If your birthday is this week:  For your birthday, you’ll get a bike and get named to Trump’s cabinet.

Aries:  When life gives you lemons, you chuck the lemons at people, so life has had it with your shit.

Taurus:  You will be on a Japanese game show where you’ll lose a finger, but gain a Ford Taurus.

Gemini:  The stars say, that the cleaning crew in your office building rubs the stuff on your desk on their butts.

Lemini:  You’ll regret giving an Uber ride to T.J. Miller.

Cancer:  Your car won’t start until you agree to stop farting inside it.

Leo:  Not only do you fail to get rid of the moles in your backyard, the moles start a meth lab.

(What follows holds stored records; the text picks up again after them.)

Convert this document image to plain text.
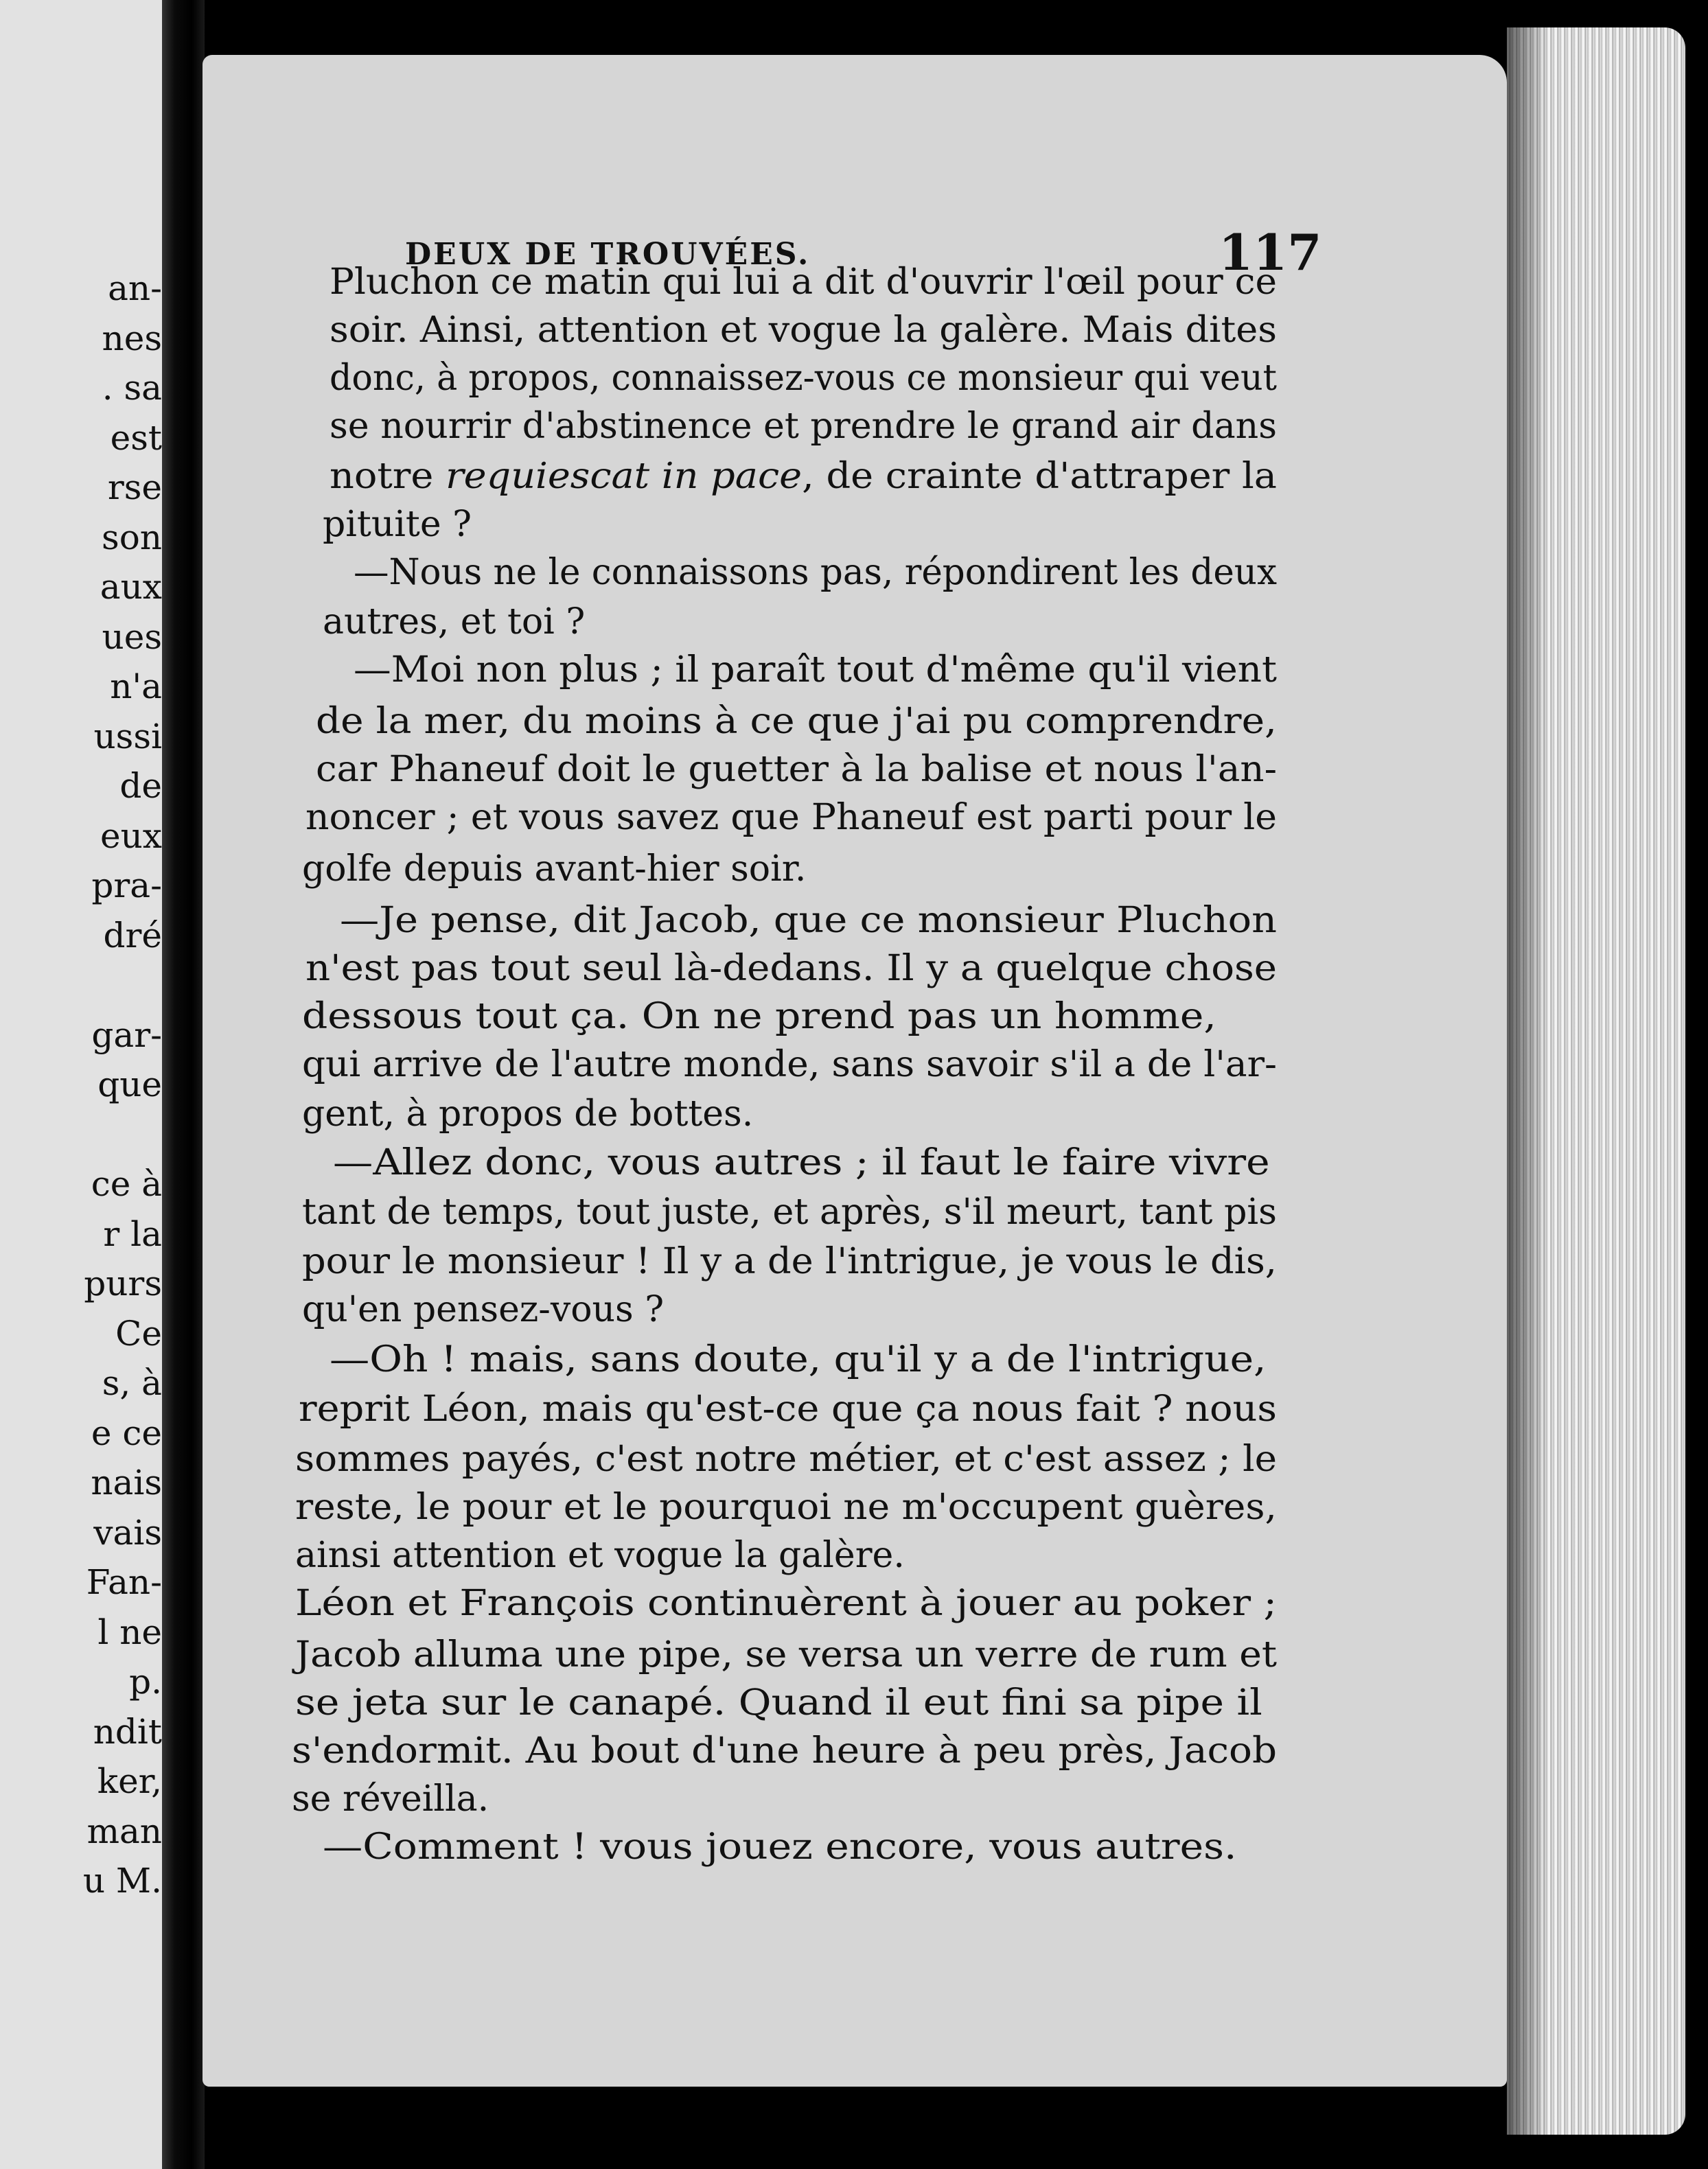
an-
nes
. sa
est
rse
son
aux
ues
n'a
ussi
de
eux
pra-
dré
gar-
que
ce à
r la
purs
Ce
s, à
e ce
nais
vais
Fan-
l ne
p.
ndit
ker,
man
u M.
DEUX DE TROUVÉES.	117
Pluchon ce matin qui lui a dit d'ouvrir l'œil pour ce
soir. Ainsi, attention et vogue la galère. Mais dites
donc, à propos, connaissez-vous ce monsieur qui veut
se nourrir d'abstinence et prendre le grand air dans
notre requiescat in pace, de crainte d'attraper la
pituite ?
—Nous ne le connaissons pas, répondirent les deux
autres, et toi ?
—Moi non plus ; il paraît tout d'même qu'il vient
de la mer, du moins à ce que j'ai pu comprendre,
car Phaneuf doit le guetter à la balise et nous l'an-
noncer ; et vous savez que Phaneuf est parti pour le
golfe depuis avant-hier soir.
—Je pense, dit Jacob, que ce monsieur Pluchon
n'est pas tout seul là-dedans. Il y a quelque chose
dessous tout ça. On ne prend pas un homme,
qui arrive de l'autre monde, sans savoir s'il a de l'ar-
gent, à propos de bottes.
—Allez donc, vous autres ; il faut le faire vivre
tant de temps, tout juste, et après, s'il meurt, tant pis
pour le monsieur ! Il y a de l'intrigue, je vous le dis,
qu'en pensez-vous ?
—Oh ! mais, sans doute, qu'il y a de l'intrigue,
reprit Léon, mais qu'est-ce que ça nous fait ? nous
sommes payés, c'est notre métier, et c'est assez ; le
reste, le pour et le pourquoi ne m'occupent guères,
ainsi attention et vogue la galère.
Léon et François continuèrent à jouer au poker ;
Jacob alluma une pipe, se versa un verre de rum et
se jeta sur le canapé. Quand il eut fini sa pipe il
s'endormit. Au bout d'une heure à peu près, Jacob
se réveilla.
—Comment ! vous jouez encore, vous autres.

Virgo:  This week, be prepared for surprises because no one wants to finish writing your

Libra:  You’ll get a great deal on a cellphone, but it will be the size of a clipboard.

Scorpio:  You will become sexually aroused by an ad while riding mass transit, but won’t finish because your stop comes up too soon.

Sagittarius:  The Land o’ Lakes mascot will cut you off in traffic driving her buttermobile.

Capricorn:  You’ll receive free pancakes in the mail.

Aquarius:  After taking a week off from work, no one will notice you’ve been gone.

Pisces:  You’ll leave a party with the wrong coat, but that’s okay, the car keys in the pocket fit a better car.